A California City Is Taking Electric Transit Into Its Own Hands

Many cities want to electrify their public transit fleets. Doing so, though, requires incredible investments in both vehicles and infrastructure — investments many cities are loath to make. When the bills start to include multiple commas, organizational inertia kicks in for many municipalities; it’s easier to keep buying gas vehicles, so why stop? But for cities that lack transit infrastructure, the choice to go electric is a lot simpler — at least, that’s what the city of Huron, CA is trying to prove.

Huron is a small city in California’s Central Valley, primarily composed of migrant farm workers. Until recently, access from Huron to Fresno was limited to slow, unreliable bus routes — routes that mayor Rey León can’t abide. After his petitions for more public transit were denied, León established a citywide electric transit program based on the ride shares of his youth. From the Los Angeles Times:

Tucked behind the boarded-up buildings of the town’s struggling main drag is an arsenal of innovation that León calls the Green Raiteros. It has put Huron on the map as perhaps the greenest migrant farmworker community in the country. Headquartered in a former diesel truck garage, the growing fleet of nine electric cars managed by León’s Green Raiteros program shuttles residents all over Fresno County free of charge.

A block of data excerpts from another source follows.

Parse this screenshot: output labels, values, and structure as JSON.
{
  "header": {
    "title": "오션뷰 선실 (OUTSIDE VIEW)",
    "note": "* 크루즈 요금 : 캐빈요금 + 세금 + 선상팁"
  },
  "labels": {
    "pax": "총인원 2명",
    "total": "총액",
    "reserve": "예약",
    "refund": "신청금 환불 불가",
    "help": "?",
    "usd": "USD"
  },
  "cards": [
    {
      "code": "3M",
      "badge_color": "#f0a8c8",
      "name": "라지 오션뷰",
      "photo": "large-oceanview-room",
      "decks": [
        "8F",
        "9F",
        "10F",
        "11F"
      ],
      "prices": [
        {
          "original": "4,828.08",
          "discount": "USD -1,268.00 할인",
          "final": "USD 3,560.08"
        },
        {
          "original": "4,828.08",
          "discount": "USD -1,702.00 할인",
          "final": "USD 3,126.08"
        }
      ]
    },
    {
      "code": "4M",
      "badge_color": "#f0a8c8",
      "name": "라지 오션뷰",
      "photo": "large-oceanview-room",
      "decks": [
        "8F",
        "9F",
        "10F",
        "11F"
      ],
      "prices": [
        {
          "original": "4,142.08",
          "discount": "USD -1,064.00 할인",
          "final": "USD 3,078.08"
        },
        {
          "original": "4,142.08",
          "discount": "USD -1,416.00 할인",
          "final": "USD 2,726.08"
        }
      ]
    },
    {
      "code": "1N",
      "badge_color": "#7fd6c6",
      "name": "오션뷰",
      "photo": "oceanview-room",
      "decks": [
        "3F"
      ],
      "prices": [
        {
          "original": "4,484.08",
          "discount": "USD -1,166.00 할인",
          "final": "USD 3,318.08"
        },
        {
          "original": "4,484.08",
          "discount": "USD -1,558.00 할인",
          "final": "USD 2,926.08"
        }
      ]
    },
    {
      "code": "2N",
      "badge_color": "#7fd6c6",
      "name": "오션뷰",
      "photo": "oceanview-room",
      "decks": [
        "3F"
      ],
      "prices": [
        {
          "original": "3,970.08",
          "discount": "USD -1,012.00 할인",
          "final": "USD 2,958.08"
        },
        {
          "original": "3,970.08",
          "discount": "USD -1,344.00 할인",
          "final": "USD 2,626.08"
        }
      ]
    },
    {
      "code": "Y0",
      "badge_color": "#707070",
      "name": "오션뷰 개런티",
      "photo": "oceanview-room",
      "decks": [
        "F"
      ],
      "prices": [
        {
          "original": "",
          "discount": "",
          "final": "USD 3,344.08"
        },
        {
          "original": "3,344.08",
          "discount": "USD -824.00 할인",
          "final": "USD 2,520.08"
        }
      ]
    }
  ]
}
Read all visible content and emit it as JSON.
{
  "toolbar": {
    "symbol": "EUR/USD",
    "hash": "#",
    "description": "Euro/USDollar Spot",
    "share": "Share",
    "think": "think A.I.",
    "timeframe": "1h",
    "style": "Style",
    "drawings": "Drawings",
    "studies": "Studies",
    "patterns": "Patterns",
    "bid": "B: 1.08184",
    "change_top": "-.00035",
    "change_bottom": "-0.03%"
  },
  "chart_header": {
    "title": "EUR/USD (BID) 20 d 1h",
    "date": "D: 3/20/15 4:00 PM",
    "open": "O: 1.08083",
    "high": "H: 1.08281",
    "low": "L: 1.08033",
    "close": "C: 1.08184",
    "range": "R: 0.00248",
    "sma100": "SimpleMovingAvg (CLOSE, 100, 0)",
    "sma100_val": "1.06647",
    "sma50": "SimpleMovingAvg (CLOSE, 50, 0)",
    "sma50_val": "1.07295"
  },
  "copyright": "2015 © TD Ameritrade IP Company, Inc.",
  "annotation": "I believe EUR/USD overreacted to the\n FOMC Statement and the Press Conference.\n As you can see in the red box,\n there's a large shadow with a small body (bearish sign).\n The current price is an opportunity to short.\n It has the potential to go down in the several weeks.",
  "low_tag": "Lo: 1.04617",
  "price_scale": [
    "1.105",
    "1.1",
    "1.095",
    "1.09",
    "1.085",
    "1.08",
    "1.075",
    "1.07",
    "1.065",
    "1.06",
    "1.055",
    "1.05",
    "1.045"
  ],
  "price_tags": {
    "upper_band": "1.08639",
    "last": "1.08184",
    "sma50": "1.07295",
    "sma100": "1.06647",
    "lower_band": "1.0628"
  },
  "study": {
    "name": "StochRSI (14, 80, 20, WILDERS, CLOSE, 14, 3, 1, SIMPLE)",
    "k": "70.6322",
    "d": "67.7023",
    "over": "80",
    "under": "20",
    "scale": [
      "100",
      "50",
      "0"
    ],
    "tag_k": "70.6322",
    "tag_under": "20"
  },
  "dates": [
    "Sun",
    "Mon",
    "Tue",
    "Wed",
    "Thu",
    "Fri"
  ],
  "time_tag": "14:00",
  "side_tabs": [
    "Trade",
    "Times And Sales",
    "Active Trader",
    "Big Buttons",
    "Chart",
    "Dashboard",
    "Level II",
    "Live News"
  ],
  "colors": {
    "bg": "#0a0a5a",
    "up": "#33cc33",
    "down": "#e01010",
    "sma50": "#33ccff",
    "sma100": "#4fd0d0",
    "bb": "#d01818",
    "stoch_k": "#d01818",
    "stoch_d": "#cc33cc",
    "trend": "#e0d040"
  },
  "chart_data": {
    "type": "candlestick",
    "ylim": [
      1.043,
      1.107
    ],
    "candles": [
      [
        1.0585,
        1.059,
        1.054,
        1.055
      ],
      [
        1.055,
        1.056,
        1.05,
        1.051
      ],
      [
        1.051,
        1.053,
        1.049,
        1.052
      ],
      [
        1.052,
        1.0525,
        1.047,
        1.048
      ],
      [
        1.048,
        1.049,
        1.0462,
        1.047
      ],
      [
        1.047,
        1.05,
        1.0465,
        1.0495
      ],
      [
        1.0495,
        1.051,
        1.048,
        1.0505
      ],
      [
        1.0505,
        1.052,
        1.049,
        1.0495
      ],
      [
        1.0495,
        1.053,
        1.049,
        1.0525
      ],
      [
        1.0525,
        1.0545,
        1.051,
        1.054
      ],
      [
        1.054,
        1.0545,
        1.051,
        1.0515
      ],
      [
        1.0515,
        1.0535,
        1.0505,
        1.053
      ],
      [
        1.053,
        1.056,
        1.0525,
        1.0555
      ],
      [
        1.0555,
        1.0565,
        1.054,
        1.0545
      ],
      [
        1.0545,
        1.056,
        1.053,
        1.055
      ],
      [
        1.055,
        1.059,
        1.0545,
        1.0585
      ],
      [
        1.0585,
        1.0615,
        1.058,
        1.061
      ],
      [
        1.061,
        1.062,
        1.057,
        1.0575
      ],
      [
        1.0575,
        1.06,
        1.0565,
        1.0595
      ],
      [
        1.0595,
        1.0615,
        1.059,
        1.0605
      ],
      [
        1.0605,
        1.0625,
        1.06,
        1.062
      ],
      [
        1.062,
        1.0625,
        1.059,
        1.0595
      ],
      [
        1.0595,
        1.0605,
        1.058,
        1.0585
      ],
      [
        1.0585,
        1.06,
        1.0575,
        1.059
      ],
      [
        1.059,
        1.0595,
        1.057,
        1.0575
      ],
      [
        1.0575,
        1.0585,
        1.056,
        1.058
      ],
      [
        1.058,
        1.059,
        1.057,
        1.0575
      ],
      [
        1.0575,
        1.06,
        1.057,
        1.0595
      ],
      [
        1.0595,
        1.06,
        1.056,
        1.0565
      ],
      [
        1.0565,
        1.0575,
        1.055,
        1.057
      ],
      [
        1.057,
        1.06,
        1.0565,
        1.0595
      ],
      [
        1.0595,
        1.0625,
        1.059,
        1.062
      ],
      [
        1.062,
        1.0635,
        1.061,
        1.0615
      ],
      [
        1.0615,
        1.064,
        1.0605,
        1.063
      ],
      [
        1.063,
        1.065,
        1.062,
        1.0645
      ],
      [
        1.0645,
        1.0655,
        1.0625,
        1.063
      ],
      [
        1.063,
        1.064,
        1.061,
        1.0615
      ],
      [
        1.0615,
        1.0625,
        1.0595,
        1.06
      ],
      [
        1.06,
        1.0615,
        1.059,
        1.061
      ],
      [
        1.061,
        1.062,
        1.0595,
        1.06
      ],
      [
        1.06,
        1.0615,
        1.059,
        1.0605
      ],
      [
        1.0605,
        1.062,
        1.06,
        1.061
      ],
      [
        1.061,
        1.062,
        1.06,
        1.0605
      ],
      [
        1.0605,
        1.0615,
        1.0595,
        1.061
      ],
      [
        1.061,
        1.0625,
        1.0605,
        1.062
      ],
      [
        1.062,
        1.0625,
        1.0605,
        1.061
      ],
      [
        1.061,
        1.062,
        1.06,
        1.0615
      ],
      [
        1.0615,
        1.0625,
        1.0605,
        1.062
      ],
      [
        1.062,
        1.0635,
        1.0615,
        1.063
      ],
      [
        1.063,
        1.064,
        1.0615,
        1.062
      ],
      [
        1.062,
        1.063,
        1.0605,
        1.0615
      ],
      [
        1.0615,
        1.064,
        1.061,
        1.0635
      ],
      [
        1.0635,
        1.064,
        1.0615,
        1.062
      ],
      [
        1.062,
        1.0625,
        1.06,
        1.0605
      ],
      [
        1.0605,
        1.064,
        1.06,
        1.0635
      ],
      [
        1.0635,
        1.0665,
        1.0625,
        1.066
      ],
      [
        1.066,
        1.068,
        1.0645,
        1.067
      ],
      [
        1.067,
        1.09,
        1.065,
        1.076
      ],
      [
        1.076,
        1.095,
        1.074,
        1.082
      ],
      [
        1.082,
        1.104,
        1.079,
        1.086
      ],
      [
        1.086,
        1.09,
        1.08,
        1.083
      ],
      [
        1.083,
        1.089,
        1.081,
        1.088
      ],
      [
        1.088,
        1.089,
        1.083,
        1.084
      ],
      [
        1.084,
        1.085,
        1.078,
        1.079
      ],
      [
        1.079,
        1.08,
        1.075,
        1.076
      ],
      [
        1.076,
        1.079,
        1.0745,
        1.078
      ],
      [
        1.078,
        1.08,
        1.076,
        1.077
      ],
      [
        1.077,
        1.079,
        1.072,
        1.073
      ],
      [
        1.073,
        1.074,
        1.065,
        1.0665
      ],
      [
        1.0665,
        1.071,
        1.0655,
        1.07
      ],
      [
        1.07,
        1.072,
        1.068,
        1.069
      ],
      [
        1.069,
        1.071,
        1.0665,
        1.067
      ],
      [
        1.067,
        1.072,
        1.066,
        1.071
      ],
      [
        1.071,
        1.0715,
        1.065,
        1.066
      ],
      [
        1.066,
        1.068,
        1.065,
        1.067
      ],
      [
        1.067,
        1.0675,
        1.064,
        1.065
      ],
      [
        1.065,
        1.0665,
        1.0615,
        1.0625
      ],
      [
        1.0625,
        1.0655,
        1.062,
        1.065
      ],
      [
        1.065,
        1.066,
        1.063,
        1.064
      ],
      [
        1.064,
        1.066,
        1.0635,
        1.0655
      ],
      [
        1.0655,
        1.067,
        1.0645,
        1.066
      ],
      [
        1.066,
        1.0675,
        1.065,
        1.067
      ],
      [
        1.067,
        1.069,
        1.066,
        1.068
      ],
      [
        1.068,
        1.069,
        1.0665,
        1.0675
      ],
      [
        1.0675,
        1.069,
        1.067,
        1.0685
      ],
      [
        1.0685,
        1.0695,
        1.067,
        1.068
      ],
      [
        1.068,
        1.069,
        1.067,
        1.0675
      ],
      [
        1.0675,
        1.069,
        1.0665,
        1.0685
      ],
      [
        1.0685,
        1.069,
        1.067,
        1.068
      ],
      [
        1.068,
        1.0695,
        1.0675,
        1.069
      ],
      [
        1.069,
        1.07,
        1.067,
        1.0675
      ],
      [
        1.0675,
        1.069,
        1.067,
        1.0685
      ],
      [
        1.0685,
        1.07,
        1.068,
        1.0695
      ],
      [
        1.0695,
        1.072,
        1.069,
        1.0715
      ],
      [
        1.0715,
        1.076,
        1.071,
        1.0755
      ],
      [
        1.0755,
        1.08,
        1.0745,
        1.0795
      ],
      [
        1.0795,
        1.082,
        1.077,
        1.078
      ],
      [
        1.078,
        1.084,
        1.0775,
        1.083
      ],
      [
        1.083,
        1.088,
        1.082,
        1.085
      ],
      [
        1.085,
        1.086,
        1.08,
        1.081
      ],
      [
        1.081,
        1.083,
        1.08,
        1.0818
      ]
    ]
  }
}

“It’s a Spanglish term,” León said of the word “raitero” and its root, “raite” — slang for “ride.” In the long history of migrant workers seeking and offering lifts, the person who gives or receives the ride, León said, is the raitero.

A California City Is Taking Electric Transit Into Its Own Hands

The Green Raiteros program, with its city-funded drivers and investment in EVs and charging stations, is costly. León’s office funds the system through a patchwork of climate grants, hundreds of thousands of dollars pieced together from programs that get their money from industrial polluters.

The Green Raiteros model may not work in every city, but it’s a step in the right direction. More public-oriented infrastructure, and more electric transit, are necessities in a country built for cars. Even if Huron can’t be a model for places like New York and Los Angeles to directly imitate, it can stand as an example of what can be achieved once local governments commit to helping people.